When home sales are down when seasonally adjusted, as well as home sales are down year over year, it’s a clear sign that a housing market correction may be happening, and this makes perfect sense.
Think about it. If real estate suddenly didn’t become as attractive due to higher mortgage rates and/or a slowing economy, fewer people would buy homes. This would show up in the home sales numbers.
Although we can’t expect a new record for homes sold each and every year, when home sales are sharply down several months in a row, there’s a strong indication that a correction may be occurring.
The number of active listings Is an important sign of any healthy real estate market. You want there to be enough active listings to satisfy interested homebuyers. Otherwise, you get what Toronto and Vancouver had been experiencing for quite some time, a seller’s market.
A seller’s market is no fun for buyers and sellers alike. It’s no fun for buyers because it means that there is a scarcity of listings, resulting in higher home prices and more bidding wars. It’s no fun for sellers because if you’re a seller who wants to buy a home first before listing your property, this can only add to the lack of active listings.

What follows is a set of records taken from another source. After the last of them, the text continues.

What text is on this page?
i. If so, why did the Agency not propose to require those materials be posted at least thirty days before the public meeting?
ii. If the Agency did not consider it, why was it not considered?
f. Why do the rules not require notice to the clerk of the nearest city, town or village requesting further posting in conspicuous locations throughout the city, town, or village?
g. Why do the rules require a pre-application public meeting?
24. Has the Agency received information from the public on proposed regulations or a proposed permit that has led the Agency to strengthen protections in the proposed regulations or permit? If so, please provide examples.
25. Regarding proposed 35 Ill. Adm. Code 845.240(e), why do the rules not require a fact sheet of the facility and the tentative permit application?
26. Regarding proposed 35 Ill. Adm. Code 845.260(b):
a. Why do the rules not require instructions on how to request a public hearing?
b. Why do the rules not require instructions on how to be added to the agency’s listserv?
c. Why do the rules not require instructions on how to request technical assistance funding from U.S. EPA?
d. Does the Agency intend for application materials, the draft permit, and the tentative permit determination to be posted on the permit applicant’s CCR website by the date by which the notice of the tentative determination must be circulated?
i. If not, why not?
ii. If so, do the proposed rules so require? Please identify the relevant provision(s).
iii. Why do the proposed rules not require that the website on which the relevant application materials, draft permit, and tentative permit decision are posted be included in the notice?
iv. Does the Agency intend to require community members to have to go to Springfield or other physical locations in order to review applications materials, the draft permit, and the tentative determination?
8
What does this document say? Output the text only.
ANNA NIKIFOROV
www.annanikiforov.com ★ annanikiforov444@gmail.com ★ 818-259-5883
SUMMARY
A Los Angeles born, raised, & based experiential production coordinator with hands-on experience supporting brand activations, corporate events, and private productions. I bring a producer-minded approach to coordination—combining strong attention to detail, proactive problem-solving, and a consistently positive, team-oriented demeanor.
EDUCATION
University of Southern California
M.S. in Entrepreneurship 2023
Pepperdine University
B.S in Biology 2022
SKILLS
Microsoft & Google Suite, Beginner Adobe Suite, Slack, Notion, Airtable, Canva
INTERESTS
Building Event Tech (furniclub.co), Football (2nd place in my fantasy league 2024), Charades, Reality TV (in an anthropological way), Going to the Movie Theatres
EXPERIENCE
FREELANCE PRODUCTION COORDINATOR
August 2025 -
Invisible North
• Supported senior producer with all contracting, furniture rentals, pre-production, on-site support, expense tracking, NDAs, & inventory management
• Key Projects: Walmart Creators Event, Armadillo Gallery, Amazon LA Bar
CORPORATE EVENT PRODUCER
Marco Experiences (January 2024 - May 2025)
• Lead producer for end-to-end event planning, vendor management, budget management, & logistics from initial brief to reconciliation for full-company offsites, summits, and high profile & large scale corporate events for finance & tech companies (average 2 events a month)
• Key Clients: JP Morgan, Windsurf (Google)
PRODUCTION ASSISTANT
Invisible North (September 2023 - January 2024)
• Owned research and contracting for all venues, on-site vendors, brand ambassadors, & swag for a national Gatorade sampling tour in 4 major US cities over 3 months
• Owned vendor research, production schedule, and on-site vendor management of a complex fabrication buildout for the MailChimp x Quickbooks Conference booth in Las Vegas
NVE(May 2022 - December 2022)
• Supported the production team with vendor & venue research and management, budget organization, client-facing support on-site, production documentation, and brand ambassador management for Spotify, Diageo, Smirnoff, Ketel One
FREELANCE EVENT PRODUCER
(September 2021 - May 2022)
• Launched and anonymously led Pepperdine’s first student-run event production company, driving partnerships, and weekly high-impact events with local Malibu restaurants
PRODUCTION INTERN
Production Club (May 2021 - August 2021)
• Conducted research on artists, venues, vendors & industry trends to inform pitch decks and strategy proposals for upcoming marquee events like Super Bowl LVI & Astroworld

When there are roughly the right number of buyers and sellers, we get what is called a balanced market. This means that there is no clear advantage for buyers or sellers. Both buyers and sellers are pretty evenly matched.
Then we get what is called a buyer’s market. This is a clear indication that a market correction is upon us. With a buyer’s market, the supply of homes for sale exceeds the demand. Under this scenario, the number of active listings would go up, as there aren’t enough interested buyers to purchase them.
A buyer’s market can be especially problematic if you chose to buy a home first and sell after. When the market turns like this, you could be caught in between a rock and a hard place. You could be forced to sell your home for less than you planned to. If that happens, it’s a clear sign a correction is underway.
Closely related to the number of active listings is days on market. Days on market is simply the number of days an active listing remains on the market before selling.
Seller’s Market
In a seller’s market, when there are more buyers than sellers, days on market tends to be a lot fewer. The reason for this is that when a new listing comes up, everyone rushes to make an offer on it. Some people even make pre-emptive offers and the property is sold before it officially goes for sale on the MLS.
Balanced Market
In a balanced market, buyers have more time to think about a property. In a balanced market, days on market might be between 20 days and 30 days.
If a real estate market correction is underway, that’s when you might see days on market of 30 days to 45 days, or even longer. This means that sellers are having a much more difficult time selling their home.